Like Bakin Zuwo, Kawu also contested the seat of Kano state governor in 2015 after he finished three tenures in the House of Representatives. He later withdrew the contest on the day of the APC primary election to support the candidacy of the current governor of Kano state, Dr Abdullahi Umar Ganduje. He was appointed SSA to the president on National Assembly matters shortly after president Buhari emerged as president of the Federal Republic of Nigeria in 2015.

In what appears similar to the act of Alhaji Sabo Bakin Zuwo in 2016, there was a public outcry in Kano on the federal government’s proposed film village to be cited in the state after listening to the peoples’ call who vehemently rejected the project, Kawu singlehandedly took the bull by the horns to approach the president on the matter. This single act led the federal government to rescind its position about the project.

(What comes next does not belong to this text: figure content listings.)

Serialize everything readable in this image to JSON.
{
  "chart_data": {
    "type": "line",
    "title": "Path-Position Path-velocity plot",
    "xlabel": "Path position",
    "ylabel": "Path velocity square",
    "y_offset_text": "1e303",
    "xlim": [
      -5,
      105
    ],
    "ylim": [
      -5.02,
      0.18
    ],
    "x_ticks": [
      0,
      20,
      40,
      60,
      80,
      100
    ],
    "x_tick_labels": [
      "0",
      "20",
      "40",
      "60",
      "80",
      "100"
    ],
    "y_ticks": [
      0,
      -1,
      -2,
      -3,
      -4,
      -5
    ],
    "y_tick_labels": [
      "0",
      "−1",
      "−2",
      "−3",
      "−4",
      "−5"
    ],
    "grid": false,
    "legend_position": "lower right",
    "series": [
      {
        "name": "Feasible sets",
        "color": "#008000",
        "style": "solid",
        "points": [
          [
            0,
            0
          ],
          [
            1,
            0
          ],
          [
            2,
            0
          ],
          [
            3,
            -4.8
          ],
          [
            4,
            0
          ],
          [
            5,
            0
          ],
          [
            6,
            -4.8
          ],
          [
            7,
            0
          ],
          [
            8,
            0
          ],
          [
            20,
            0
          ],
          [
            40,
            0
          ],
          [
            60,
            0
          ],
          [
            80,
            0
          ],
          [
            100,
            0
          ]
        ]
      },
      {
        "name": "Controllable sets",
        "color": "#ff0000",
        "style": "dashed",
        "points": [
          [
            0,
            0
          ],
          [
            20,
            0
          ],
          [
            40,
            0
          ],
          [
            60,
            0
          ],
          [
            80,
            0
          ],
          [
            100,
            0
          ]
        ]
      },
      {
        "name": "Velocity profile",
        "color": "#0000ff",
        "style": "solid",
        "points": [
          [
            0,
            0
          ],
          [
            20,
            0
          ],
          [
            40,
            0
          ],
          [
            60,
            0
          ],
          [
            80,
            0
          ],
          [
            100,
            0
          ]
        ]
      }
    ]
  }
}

One thing I learned about Alhaji Sabo Bakin Zuwo and Senator-elect Kawu Sumaila, which they shared in common, is vociferousness in voicing out their stance, especially when fighting for the interest of their people.

Hon. Kawu Sumaila is now elected Senator who will represent the people of Kano South in the Red Chamber, and before he was elected, he reached the pinnacle of formal education as he bagged PhD in political science.